May 31, 2004

MALAWI: Bingu wa Mutharika sworn in as President, but opposition demands fresh elections

Malawi's main opposition bloc has filed a suit for a re-run of the presidential polls won by the ruling party as the European Union (EU) questioned the results of the country's third free polls. Meanwhile, the Malawi Congress Party (MCP) which came second in the presidential polls but gained a parliamentary majority in general elections held the same day said it would not join the government of the new President Bingu wa Mutharika. "We are challenging the validity of the results. We have filed documents with the court this morning and we want a re-run," Charles Mhango, lawyer for Gwanda Chakuamba of the seven-party Mgwirizano (Unity) Coalition, announced. "The irregularities are quite massive, not even a re-count will do," he furthermore claimed. Chakuamba, came third in last week's controversial polls, won by Mutharika from the ruling United Democratic Front (UDF) - the successor of outgoing leader Bakili Muluzi. Nickolas Dausi, the second vice president of the once-dominant MCP said it would not join Mutharika's government but would also not "rush to court until substantive evidence of rigging and irregularities were found." "It's a big no. The party will work in opposition because no sensible person would want to work with a party that robbed us of a clear victory," he said.

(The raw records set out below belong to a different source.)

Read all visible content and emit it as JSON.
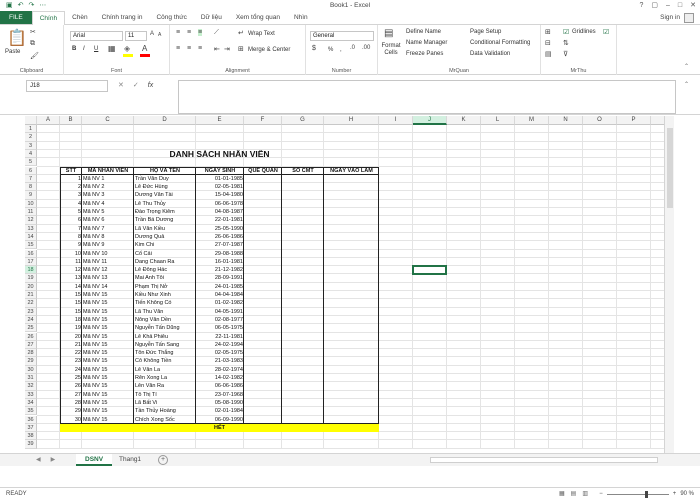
{
  "window": {
    "title": "Book1 - Excel",
    "qat_icons": [
      "save-icon",
      "undo-icon",
      "redo-icon",
      "customize-icon"
    ],
    "controls": [
      "?",
      "▢",
      "–",
      "□",
      "✕"
    ]
  },
  "ribbon_tabs": [
    "FILE",
    "Chính",
    "Chèn",
    "Chính trang in",
    "Công thức",
    "Dữ liệu",
    "Xem tổng quan",
    "Nhìn"
  ],
  "signin": "Sign in",
  "ribbon": {
    "clipboard": {
      "paste": "Paste",
      "label": "Clipboard"
    },
    "font": {
      "name": "Arial",
      "size": "11",
      "label": "Font",
      "bold": "B",
      "italic": "I",
      "underline": "U"
    },
    "alignment": {
      "wrap": "Wrap Text",
      "merge": "Merge & Center",
      "label": "Alignment"
    },
    "number": {
      "format": "General",
      "label": "Number",
      "percent": "%",
      "comma": ","
    },
    "mrquan": {
      "format_cells": "Format Cells",
      "define_name": "Define Name",
      "name_manager": "Name Manager",
      "freeze_panes": "Freeze Panes",
      "page_setup": "Page Setup",
      "conditional": "Conditional Formatting",
      "validation": "Data Validation",
      "label": "MrQuan"
    },
    "mrthu": {
      "gridlines": "Gridlines",
      "label": "MrThu"
    }
  },
  "formula_bar": {
    "name_box": "J18",
    "cancel": "✕",
    "enter": "✓",
    "fx": "fx",
    "value": ""
  },
  "columns": [
    "A",
    "B",
    "C",
    "D",
    "E",
    "F",
    "G",
    "H",
    "I",
    "J",
    "K",
    "L",
    "M",
    "N",
    "O",
    "P",
    "Q"
  ],
  "selected_column": "J",
  "selected_row": 18,
  "sheet": {
    "title": "DANH SÁCH NHÂN VIÊN",
    "headers": [
      "STT",
      "MÃ NHÂN VIÊN",
      "HỌ VÀ TÊN",
      "NGÀY SINH",
      "QUÊ QUÁN",
      "SỐ CMT",
      "NGÀY VÀO LÀM"
    ],
    "rows": [
      [
        "1",
        "Mã NV 1",
        "Trần Văn Duy",
        "01-01-1985"
      ],
      [
        "2",
        "Mã NV 2",
        "Lê Đức Hùng",
        "02-05-1981"
      ],
      [
        "3",
        "Mã NV 3",
        "Dương Văn Tài",
        "15-04-1980"
      ],
      [
        "4",
        "Mã NV 4",
        "Lê Thu Thủy",
        "06-06-1978"
      ],
      [
        "5",
        "Mã NV 5",
        "Đào Trọng Kiêm",
        "04-08-1987"
      ],
      [
        "6",
        "Mã NV 6",
        "Trần Bá Dương",
        "22-01-1981"
      ],
      [
        "7",
        "Mã NV 7",
        "Lã Văn Kiều",
        "25-05-1990"
      ],
      [
        "8",
        "Mã NV 8",
        "Dương Quả",
        "26-06-1986"
      ],
      [
        "9",
        "Mã NV 9",
        "Kim Chi",
        "27-07-1987"
      ],
      [
        "10",
        "Mã NV 10",
        "Cổ Cải",
        "29-08-1988"
      ],
      [
        "11",
        "Mã NV 11",
        "Dang Chaan Ra",
        "16-01-1981"
      ],
      [
        "12",
        "Mã NV 12",
        "Lê Đông Hác",
        "21-12-1982"
      ],
      [
        "13",
        "Mã NV 13",
        "Mai Anh Tôi",
        "28-09-1991"
      ],
      [
        "14",
        "Mã NV 14",
        "Phạm Thị Nở",
        "24-01-1985"
      ],
      [
        "15",
        "Mã NV 15",
        "Kiều Như Xinh",
        "04-04-1984"
      ],
      [
        "15",
        "Mã NV 15",
        "Tiến Không Có",
        "01-02-1982"
      ],
      [
        "15",
        "Mã NV 15",
        "Lã Thu Văn",
        "04-05-1991"
      ],
      [
        "18",
        "Mã NV 15",
        "Nông Văn Dền",
        "02-08-1977"
      ],
      [
        "19",
        "Mã NV 15",
        "Nguyễn Tấn Dũng",
        "06-05-1975"
      ],
      [
        "20",
        "Mã NV 15",
        "Lê Khả Phiêu",
        "22-11-1981"
      ],
      [
        "21",
        "Mã NV 15",
        "Nguyễn Tấn Sang",
        "24-02-1994"
      ],
      [
        "22",
        "Mã NV 15",
        "Tôn Đức Thắng",
        "02-05-1975"
      ],
      [
        "23",
        "Mã NV 15",
        "Cô Không Tiền",
        "21-03-1983"
      ],
      [
        "24",
        "Mã NV 15",
        "Lê Văn La",
        "28-02-1974"
      ],
      [
        "25",
        "Mã NV 15",
        "Rên Xong La",
        "14-02-1982"
      ],
      [
        "26",
        "Mã NV 15",
        "Lên Văn Ra",
        "06-06-1986"
      ],
      [
        "27",
        "Mã NV 15",
        "Tô Thị Tí",
        "23-07-1968"
      ],
      [
        "28",
        "Mã NV 15",
        "Lã Bất Vi",
        "05-08-1990"
      ],
      [
        "29",
        "Mã NV 15",
        "Tần Thủy Hoàng",
        "02-01-1984"
      ],
      [
        "30",
        "Mã NV 15",
        "Chích Xong Sốc",
        "06-09-1990"
      ]
    ],
    "footer": "HẾT"
  },
  "sheet_tabs": [
    "DSNV",
    "Thang1"
  ],
  "active_sheet": "DSNV",
  "status": {
    "ready": "READY",
    "zoom": "90 %"
  },
  "colors": {
    "excel_green": "#217346",
    "footer_yellow": "#ffff00",
    "select_fill": "#d3f0e0"
  }
}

The MCP was founded by former Malawian president Kamuzu Banda and led the southern African nation to independence from Britain in 1964. It won 60 seats in the 193-member parliament in last week's elections. Mutharika's victory has and inauguration was also marred by protests in Malawi's economic capital Blantyre.

Meanwhile, European Union observers questioned the results of the elections. Evoking a "lack of transparency in the tabulation of results," an EU statement released here said: "We now urge the Malawi electoral commission to rapidly publish detailed results down to the polling station level." But Commonwealth observers issued another statement by saying that "voters were free to express their wishes on Election Day ... but because of the problems with the register, the bias of the state media and the abuse of incumbency, the process prior to Election Day was unfair. Some of the requirements of the democratic process have been met, but others have not," it added. (ed.)